Abstract

Foreign policy is never really restricted to material factors, which are conventionally defined in terms of the ability to project power through military or economic means.1 In addition, foreign policy is about imagining the place of a country among the community of nations. The international affairs of a country are about claiming a status, questions of dignity, identity, reputation, emotions, and words. In the Iranian case, certainly from the early twentieth century onward when the contours of the modern Iranian nation-state were drawn, foreign policy has always also been about imagining global grandeur. Contemporary Iranian leaders, more professionally since the reign of Reza Shah (1921–1941), have not tended to limit the international relations of the country to issues of survival and a narrow understanding of the “national interest.” Even in the absence of material resources justifying their self-perception, Iranian leaders have claimed and aspired to regional, even global power. There is then Iranian leaders’ Iran-centric perception of the world that has repeatedly lent itself to political hubris.
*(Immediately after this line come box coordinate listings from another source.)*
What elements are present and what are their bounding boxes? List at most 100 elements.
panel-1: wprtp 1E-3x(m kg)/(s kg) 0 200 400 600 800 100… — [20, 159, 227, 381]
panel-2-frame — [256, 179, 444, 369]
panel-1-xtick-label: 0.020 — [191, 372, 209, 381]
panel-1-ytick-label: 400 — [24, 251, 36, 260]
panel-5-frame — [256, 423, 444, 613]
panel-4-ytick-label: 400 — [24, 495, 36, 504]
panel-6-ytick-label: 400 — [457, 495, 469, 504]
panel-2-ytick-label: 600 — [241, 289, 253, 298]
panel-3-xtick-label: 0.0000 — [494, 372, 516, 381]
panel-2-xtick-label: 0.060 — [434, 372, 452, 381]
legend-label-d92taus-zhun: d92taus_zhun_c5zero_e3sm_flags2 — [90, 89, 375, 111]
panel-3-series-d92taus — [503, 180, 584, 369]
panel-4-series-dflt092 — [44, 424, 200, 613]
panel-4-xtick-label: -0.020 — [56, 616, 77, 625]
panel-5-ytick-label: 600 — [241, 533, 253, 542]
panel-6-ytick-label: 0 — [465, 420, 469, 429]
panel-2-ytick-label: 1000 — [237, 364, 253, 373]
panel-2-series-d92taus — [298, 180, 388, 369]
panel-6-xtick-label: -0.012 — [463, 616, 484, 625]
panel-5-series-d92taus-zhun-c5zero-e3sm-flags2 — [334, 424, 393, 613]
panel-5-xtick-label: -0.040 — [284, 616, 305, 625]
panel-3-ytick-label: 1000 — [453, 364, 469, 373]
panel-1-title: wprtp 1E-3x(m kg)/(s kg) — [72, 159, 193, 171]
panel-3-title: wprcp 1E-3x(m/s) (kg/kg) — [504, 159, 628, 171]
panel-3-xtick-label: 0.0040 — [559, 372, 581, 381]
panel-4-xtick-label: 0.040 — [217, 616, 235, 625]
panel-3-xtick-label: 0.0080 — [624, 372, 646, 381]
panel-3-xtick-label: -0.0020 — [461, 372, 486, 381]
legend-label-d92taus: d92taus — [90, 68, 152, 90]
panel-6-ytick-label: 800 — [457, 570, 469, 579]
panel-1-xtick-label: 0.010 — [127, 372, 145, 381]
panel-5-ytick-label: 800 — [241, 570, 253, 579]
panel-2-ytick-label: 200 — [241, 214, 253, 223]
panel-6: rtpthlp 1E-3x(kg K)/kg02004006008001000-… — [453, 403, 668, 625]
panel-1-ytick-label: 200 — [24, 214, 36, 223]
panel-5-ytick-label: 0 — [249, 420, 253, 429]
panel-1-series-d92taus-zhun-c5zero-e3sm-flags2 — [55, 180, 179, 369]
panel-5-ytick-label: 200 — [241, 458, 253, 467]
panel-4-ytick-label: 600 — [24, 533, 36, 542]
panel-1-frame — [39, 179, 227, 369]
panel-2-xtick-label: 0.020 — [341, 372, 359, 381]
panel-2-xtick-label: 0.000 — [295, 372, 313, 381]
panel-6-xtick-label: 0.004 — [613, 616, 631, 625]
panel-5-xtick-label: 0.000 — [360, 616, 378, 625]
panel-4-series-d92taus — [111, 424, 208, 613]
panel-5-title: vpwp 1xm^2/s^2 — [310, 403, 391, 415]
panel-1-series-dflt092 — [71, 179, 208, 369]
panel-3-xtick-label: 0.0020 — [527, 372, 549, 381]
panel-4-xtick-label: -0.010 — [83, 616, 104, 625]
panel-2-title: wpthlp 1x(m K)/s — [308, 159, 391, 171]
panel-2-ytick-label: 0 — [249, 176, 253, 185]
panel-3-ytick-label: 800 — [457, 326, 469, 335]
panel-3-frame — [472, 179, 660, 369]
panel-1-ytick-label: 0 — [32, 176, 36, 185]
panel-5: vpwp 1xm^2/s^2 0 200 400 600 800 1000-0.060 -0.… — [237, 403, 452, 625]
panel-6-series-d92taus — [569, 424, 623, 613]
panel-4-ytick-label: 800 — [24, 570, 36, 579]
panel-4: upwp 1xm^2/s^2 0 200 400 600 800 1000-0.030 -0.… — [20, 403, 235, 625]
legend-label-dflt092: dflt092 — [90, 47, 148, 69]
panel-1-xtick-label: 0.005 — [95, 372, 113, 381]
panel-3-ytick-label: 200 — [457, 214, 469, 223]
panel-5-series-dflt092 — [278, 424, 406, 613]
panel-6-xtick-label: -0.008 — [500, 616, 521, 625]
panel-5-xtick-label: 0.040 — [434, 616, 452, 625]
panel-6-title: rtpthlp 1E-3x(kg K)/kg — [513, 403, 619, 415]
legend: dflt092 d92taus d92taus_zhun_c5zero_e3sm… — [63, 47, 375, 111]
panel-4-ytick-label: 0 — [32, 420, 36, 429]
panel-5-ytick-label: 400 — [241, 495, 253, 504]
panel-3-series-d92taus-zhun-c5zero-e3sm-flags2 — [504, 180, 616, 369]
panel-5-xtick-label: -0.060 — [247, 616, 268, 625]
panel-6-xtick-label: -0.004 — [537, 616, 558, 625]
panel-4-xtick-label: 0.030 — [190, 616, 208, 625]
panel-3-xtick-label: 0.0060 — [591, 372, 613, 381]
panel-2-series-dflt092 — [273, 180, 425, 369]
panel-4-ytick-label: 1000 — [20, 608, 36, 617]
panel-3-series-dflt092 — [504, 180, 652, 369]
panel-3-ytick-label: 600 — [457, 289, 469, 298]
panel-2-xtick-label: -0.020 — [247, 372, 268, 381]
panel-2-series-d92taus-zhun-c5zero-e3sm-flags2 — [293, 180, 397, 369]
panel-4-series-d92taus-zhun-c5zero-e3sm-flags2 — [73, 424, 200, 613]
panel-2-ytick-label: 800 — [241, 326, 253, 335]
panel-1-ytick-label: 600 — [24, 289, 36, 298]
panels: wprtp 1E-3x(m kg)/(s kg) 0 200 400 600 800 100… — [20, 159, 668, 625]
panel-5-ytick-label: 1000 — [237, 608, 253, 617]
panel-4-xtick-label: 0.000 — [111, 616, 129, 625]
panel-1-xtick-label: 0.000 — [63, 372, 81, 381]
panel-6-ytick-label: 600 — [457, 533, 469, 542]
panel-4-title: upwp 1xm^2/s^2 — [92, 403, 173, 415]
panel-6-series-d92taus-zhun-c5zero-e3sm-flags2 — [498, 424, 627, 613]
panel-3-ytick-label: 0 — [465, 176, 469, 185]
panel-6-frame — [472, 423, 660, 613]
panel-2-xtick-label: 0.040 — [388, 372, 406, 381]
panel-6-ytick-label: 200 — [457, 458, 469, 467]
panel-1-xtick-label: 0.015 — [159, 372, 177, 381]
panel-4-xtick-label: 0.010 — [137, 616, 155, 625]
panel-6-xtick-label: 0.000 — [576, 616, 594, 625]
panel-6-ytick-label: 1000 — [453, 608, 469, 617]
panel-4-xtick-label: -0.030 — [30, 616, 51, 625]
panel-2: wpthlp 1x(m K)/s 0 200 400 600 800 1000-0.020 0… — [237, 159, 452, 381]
This is exemplified by imperial titles such as pivot of the universe, king of kings, light of the Aryans, for the country’s royal dynasties and leader of the umma, shadow of god, and so on, after the Islamic revolution of 1979. Indeed, the only contemporary leader of Iran who did not claim an otherworldly title was Mohammad Mossadegh, Iran’s first democratically elected prime minister who was deposed by the American Central Intelligence Agency (CIA) and British Secret Intelligence Service (MI6) led coup d’etat in 1953.